Sliced ReLU attention: Quasi-linear contextual expressivity via sorting

Published 12 Dec 2025 in cs.LG | (2512.11411v1)

Abstract: We introduce sliced ReLU attention, a new attention mechanism that departs structurally from both softmax and ReLU-based alternatives. Instead of applying a nonlinearity to pairwise dot products, we operate on one-dimensional projections of key--query differences and leverage sorting to obtain quasi-linear complexity. This construction yields a differentiable, non-symmetric kernel that can be computed in O(n log(n)) through a sorting procedure, making it suitable for very long contexts. Beyond computational benefits, the model retains strong theoretical expressive power: we establish two in-context expressivity results, previously known for softmax attention, showing that sliced ReLU attention preserves the ability to perform nontrivial sequence-to-sequence disentangling tasks and satisfies a contextual universal approximation property. Finally, we illustrate the potential practical interest of this kernel in small-scale experiments.

Abstract PDF Chat (Pro)

Summary

The paper presents a novel attention mechanism that employs one-dimensional projections and sorting to reduce quadratic complexity to quasi-linear O(n log n).
The methodology leverages a differentiable, non-symmetric ReLU kernel to retain softmax-level contextual expressivity while enabling efficient long-sequence processing.
Empirical benchmarks show competitive performance on long-range reasoning tasks, highlighting its promise for scalable deep learning applications.

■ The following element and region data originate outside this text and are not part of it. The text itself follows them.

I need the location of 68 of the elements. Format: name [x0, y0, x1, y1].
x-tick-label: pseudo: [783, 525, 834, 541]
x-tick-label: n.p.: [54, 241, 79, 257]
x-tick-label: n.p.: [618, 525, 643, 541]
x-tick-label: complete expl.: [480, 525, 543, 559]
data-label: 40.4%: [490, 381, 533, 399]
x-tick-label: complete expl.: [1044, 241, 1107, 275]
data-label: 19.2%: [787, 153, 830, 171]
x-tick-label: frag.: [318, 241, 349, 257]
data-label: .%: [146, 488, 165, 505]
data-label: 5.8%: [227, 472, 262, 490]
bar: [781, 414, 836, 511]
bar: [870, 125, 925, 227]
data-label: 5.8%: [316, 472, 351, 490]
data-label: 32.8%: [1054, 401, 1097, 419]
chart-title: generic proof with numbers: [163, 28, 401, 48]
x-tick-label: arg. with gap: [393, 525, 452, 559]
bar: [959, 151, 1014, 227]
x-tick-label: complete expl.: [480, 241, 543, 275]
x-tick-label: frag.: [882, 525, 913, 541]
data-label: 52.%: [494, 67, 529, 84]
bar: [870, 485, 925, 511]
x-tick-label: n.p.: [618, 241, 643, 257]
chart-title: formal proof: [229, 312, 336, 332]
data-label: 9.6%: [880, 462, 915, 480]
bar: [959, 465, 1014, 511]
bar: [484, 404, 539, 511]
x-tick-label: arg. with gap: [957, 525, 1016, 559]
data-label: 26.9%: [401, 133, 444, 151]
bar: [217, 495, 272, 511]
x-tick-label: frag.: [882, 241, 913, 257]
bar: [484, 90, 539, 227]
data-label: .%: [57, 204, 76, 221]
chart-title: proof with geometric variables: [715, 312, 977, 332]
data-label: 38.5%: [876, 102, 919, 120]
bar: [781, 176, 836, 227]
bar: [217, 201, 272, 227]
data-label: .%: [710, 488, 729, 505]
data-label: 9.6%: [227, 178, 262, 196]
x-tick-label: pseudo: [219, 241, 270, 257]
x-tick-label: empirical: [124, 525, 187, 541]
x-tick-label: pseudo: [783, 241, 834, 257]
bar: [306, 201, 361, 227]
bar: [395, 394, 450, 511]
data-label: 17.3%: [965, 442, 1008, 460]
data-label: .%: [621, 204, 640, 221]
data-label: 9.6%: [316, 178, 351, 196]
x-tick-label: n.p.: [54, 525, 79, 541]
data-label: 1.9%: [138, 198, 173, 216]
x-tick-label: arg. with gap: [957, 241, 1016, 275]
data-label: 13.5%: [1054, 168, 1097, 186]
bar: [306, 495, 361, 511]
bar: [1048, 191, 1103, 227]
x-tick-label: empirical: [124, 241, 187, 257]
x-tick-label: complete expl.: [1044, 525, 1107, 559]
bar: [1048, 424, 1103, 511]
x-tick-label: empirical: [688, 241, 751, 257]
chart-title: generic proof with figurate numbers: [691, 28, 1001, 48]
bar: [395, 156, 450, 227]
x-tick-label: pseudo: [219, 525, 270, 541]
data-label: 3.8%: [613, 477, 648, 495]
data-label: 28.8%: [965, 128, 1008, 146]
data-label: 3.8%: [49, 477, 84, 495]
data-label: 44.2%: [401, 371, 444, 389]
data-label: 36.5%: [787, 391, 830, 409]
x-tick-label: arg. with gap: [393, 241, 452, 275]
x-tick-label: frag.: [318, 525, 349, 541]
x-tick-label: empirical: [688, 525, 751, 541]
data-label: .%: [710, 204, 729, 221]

Sliced ReLU Attention: Quasi-Linear Complexity via Sorting

Introduction

The paper "Sliced ReLU attention: Quasi-linear contextual expressivity via sorting" (2512.11411) introduces a novel attention mechanism designed to improve computational efficiency while retaining theoretical expressivity. Traditional attention mechanisms in Transformers face challenges due to their quadratic computational complexity concerning input sequence length, limiting their application in tasks involving long sequences like document summarization or high-resolution image analysis. The sliced ReLU attention mechanism circumvents this bottleneck by operating on one-dimensional projections of key-query differences, leveraging sorting to achieve quasi-linear complexity in $O(n\log(n))$ time.

Sliced ReLU Attention Mechanism

This approach departs structurally from both softmax and ReLU-based alternatives by focusing on nonlinearity applied to the differences between projected keys and queries rather than pairwise dot products. The sliced ReLU attention mechanism leverages sorting to optimize computational complexity. It adopts a differentiable non-symmetric kernel computed efficiently through sorting, making it well-suited for very long contexts.

Figure 1: Illustration of geometric interaction patterns induced by sliced ReLU attention for two different projection operators $\Pi$ . The geometry of the projection directly shapes the interaction pattern.

Expressivity and Practical Applications

Theoretically, the sliced ReLU kernel retains strong expressivity similar to that of softmax-based attention. The paper demonstrates two expressivity results: it shows that sliced ReLU attention can perform nontrivial sequence-to-sequence disentangling tasks and satisfies a contextual universal approximation property. These properties suggest that sliced ReLU attention can serve as a universal approximator, key in the successful application across various tasks.

Empirically, the potential of this attention mechanism is illustrated through experiments on standard Transformer benchmarks. The task performance reveals that sliced ReLU attention is competitive with softmax attention, often matching or exceeding its efficacy on long-range reasoning tasks.

Computational Complexity and Efficiency

A major advantage of the sliced ReLU attention mechanism is its computational complexity. By sorting one-dimensional projections, it provides a scalable solution to the quadratic time complexity inherent in traditional attention models. This efficiency allows for precise global interactions without the need for approximations, making it a promising choice for applications requiring long-range or extensive token interactions.

Figure 2: On Cifar-10, sliced ReLU-bump and softmax attention perform equally well, and are slightly outperformed by Sliced ReLU.

Implications and Future Directions

The implications of the sliced ReLU attention mechanism are both practical and theoretical. On the practical side, it enables efficient processing of long contexts, crucial for applications such as document-level understanding or high-resolution imaging. Theoretically, it pushes toward understanding and optimizing attention mechanisms beyond softmax, potentially leading to more efficient and expressive architectures.

Future work could explore scaling the model to larger tasks or contexts, leveraging the computational efficiency for broader applications in multimodal settings or generative tasks. Additionally, refining the model training dynamics could bridge the gap between empirical performance and theoretical capabilities, further establishing sliced ReLU attention as a robust alternative to traditional attention mechanisms.

Conclusion

"Sliced ReLU attention: Quasi-linear contextual expressivity via sorting" proposes an innovative approach to attention mechanisms, leveraging computational efficiency through sorting while retaining the theoretical expressivity of softmax attention. Through rigorous theoretical analysis and empirical validation, sliced ReLU attention emerges as a promising solution for handling long contexts efficiently in various machine learning tasks. The exploration of this mechanism indicates potential avenues for further research and optimization in attention-based architectures.